Lepuschitz und Kassan, die bereits im LKA Wien mit Opferschutz befasst waren, erarbeiteten in einer Projektgruppe ein Konzept für ein Opferschutzzentrum. Dieses sollte in Hochrisikofällen Risikoanalysen erstellen, die mehr Faktoren berücksichtigen als das vom GiP-Support eingesetzte Tool. Auch eine längerfristige Betreuung von Gewaltbetroffenen war vorgesehen. Das Konzept wurde bewilligt, das Opferschutzzentrum nahm im Oktober 2023 den Probebetrieb auf.
Von Oktober 2023 bis Ende März 2024 hatte das Opferschutzzentrum 364 Akten zur Bearbeitung. Zu jedem Akt wurden ein Opferkontaktgespräch und eine präventive Rechtsaufklärung des Gefährders durchgeführt, um im Anschluss daran eine individuelle Risikokommunikation anzubieten. Es fanden zehn polizeiinterne und zehn externe Vernetzungstreffen mit Kooperationspartnern statt. Vertreter des Opferschutzzentrums nahmen an elf sicherheitspolizeilichen Fallkonferenzen teil.

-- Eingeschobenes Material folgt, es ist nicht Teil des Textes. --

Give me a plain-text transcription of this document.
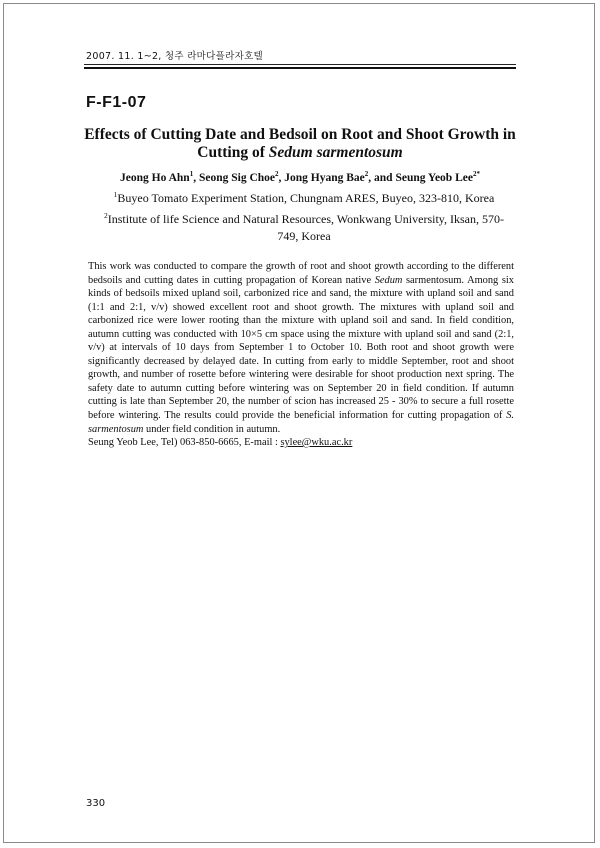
2007. 11. 1~2, 청주 라마다플라자호텔
F-F1-07
Effects of Cutting Date and Bedsoil on Root and Shoot Growth in
Cutting of Sedum sarmentosum
Jeong Ho Ahn$^1$, Seong Sig Choe$^2$, Jong Hyang Bae$^2$, and Seung Yeob Lee$^{2*}$
$^1$Buyeo Tomato Experiment Station, Chungnam ARES, Buyeo, 323-810, Korea $^2$Institute of life Science and Natural Resources, Wonkwang University, Iksan, 570-749, Korea
This work was conducted to compare the growth of root and shoot growth according to the different bedsoils and cutting dates in cutting propagation of Korean native Sedum sarmentosum. Among six kinds of bedsoils mixed upland soil, carbonized rice and sand, the mixture with upland soil and sand (1:1 and 2:1, v/v) showed excellent root and shoot growth. The mixtures with upland soil and carbonized rice were lower rooting than the mixture with upland soil and sand. In field condition, autumn cutting was conducted with 10×5 cm space using the mixture with upland soil and sand (2:1, v/v) at intervals of 10 days from September 1 to October 10. Both root and shoot growth were significantly decreased by delayed date. In cutting from early to middle September, root and shoot growth, and number of rosette before wintering were desirable for shoot production next spring. The safety date to autumn cutting before wintering was on September 20 in field condition. If autumn cutting is late than September 20, the number of scion has increased 25 - 30% to secure a full rosette before wintering. The results could provide the beneficial information for cutting propagation of S. sarmentosum under field condition in autumn.
Seung Yeob Lee, Tel) 063-850-6665, E-mail : sylee@wku.ac.kr
330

Alle Mitarbeiter des Opferschutzzentrums sind Kriminalbeamte mit langjähriger Erfahrung in der Gewaltprävention. Sie haben eine zweitägige Zusatzausbildung in Risikoanalyse und Gefährdungseinschätzung absolviert, vor allem zu psychischen Erkrankungen in Zusammenhang mit delinquentem Verhalten. „Im GiP-Support ist uns aufgefallen, dass die Anzahl an psychisch kranken Tätern gestiegen ist, daher ist die Verbindung von Polizei und Psychologie so wichtig. Das Wissen aus der Schulung hilft in der Kommunikation mit dem Gefährder. Ist er kognitiv überhaupt in der Lage zu verstehen, dass er sich dem Opfer nicht nähern darf?“, sagt Lepuschitz. Zur Weiterbildung der Mitarbeiterinnen und Mitarbeiter ist eine jährliche Schulung mit externen Vortragenden geplant, z. B. mit gerichtlich beeideten Psychiatern oder klinischen Psychologen.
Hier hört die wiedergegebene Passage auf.